In South Africa, the recordings of communications are regulated by the Regulation of Interception of Communications and Provision of Communication-Related Information Act of 2002 (known as RICA) and in terms of the Act, generally, no person may record a conversation without consent.
When can you record a conversation without consent?
The Act sets out certain exceptions to the abovementioned rule. In terms of Section 4 of the Act, you may record a conversation without consent if:
- you are a party to the conversation;
- you have the prior written consent of at least one of the parties to the conversation; or
- the conversation relates to, or occurs in the course of, the carrying on of your business.
This much has been confirmed in several cases, including the case of S v Kidson which dealt with RICA’s predecessor, but the principle therein has been confirmed in several other cases post RICA.
In S v Kidson, police officers provided an accomplice to a murder with a voice-activated tape recorder. This recorder was used it to record a conversation with the accused.
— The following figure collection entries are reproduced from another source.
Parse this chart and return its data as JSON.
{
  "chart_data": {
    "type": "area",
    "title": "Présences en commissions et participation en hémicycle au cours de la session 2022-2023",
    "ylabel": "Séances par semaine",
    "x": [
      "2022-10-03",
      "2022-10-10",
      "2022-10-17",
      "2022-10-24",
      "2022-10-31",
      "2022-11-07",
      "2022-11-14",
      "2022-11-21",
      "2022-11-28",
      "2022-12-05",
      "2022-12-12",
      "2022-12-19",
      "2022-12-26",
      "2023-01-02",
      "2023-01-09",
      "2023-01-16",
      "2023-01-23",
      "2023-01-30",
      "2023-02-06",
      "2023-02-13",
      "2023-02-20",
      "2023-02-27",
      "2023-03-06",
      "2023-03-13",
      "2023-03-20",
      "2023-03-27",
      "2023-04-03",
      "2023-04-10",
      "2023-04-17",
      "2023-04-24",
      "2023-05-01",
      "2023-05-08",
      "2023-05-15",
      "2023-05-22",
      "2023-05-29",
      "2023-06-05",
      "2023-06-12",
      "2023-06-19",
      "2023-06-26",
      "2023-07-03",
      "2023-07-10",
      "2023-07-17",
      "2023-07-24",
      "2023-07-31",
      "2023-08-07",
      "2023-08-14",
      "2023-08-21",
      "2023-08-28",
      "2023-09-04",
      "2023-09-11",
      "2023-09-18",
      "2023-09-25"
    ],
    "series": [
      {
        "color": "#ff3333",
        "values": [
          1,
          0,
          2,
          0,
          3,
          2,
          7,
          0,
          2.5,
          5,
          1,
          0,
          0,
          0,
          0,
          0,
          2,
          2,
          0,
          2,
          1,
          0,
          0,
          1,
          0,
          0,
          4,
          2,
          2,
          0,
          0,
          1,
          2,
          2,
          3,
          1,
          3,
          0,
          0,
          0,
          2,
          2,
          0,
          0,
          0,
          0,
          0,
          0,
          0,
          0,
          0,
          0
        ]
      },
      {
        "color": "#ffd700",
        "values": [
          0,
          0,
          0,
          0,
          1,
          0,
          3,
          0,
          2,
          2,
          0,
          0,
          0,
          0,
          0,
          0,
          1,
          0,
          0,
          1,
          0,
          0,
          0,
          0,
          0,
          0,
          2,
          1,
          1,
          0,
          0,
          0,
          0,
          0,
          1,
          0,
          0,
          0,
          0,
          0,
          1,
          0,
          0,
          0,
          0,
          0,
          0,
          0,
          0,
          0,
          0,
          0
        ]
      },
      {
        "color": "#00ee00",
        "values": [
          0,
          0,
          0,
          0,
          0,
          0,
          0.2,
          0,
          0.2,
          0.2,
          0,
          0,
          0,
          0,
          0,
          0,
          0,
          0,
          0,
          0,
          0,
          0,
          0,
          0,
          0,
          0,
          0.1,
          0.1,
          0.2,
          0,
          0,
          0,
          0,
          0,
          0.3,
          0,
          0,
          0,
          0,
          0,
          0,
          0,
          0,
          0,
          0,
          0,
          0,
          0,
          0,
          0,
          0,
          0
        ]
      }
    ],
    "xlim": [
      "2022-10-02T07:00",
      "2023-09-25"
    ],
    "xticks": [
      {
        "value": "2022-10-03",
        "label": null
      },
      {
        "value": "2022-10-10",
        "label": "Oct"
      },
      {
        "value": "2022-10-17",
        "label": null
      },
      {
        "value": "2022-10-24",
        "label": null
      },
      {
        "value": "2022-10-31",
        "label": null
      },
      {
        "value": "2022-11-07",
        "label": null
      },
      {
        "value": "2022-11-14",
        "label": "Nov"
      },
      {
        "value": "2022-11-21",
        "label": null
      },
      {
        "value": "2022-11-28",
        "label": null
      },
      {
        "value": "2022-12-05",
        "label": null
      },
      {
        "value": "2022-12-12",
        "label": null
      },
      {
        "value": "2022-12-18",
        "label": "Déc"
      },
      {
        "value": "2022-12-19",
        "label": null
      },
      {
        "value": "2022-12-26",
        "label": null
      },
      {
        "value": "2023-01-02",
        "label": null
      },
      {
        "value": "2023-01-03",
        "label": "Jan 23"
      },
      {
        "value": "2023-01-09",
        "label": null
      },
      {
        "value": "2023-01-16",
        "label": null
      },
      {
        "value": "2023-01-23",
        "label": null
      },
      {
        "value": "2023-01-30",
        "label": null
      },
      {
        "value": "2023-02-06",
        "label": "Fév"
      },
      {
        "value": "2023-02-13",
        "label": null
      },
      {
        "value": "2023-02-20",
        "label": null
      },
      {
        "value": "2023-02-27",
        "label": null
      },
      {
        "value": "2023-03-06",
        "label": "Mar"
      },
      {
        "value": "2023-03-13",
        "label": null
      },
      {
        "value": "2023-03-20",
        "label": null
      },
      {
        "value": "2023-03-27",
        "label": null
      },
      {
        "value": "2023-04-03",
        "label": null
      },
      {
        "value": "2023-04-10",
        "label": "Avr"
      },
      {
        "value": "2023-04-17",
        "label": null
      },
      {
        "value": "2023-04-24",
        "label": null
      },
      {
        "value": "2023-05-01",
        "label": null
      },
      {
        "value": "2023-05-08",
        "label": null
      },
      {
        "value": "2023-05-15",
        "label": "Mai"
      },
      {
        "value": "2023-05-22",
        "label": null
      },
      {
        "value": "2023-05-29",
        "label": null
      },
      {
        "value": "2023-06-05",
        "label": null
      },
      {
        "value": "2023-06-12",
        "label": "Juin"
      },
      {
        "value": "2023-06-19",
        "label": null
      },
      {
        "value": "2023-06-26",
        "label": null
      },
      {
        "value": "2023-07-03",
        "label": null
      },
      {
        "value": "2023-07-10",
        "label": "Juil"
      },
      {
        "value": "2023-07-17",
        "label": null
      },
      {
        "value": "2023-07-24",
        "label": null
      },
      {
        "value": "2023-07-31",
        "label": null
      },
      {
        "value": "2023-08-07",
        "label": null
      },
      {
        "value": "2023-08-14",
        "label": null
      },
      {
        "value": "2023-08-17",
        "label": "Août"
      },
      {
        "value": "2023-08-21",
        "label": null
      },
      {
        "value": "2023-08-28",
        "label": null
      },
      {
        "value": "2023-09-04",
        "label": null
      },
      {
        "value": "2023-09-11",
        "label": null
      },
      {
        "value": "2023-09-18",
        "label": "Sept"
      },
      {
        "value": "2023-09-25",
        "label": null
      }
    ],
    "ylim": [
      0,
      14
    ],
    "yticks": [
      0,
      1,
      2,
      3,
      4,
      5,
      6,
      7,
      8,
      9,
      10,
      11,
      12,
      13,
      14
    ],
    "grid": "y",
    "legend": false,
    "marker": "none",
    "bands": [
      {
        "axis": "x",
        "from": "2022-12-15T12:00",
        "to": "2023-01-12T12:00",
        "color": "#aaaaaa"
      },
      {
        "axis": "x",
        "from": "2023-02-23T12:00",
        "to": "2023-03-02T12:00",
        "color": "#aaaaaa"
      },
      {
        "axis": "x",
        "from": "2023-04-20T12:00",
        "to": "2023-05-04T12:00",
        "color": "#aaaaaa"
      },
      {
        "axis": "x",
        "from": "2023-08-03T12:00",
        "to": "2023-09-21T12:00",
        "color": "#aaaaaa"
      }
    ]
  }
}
The conversation included numerous details in relation to the murder which took place and the court was then required to determine the admissibility of the recordings.
The court made a distinction between ‘third party monitoring’ which entails recording a conversation by another person (eavesdropping from across the room or listening in through a phone tap) and ‘participant monitoring’ which entails recording conversation with a person who is a party to the conversation.
Ultimately, the court found that the recording of a telephone call to which one is a party does not constitute “third party monitoring” (which is unlawful) as it would essentially amount to saying that one is eavesdropping on one’s own conversation.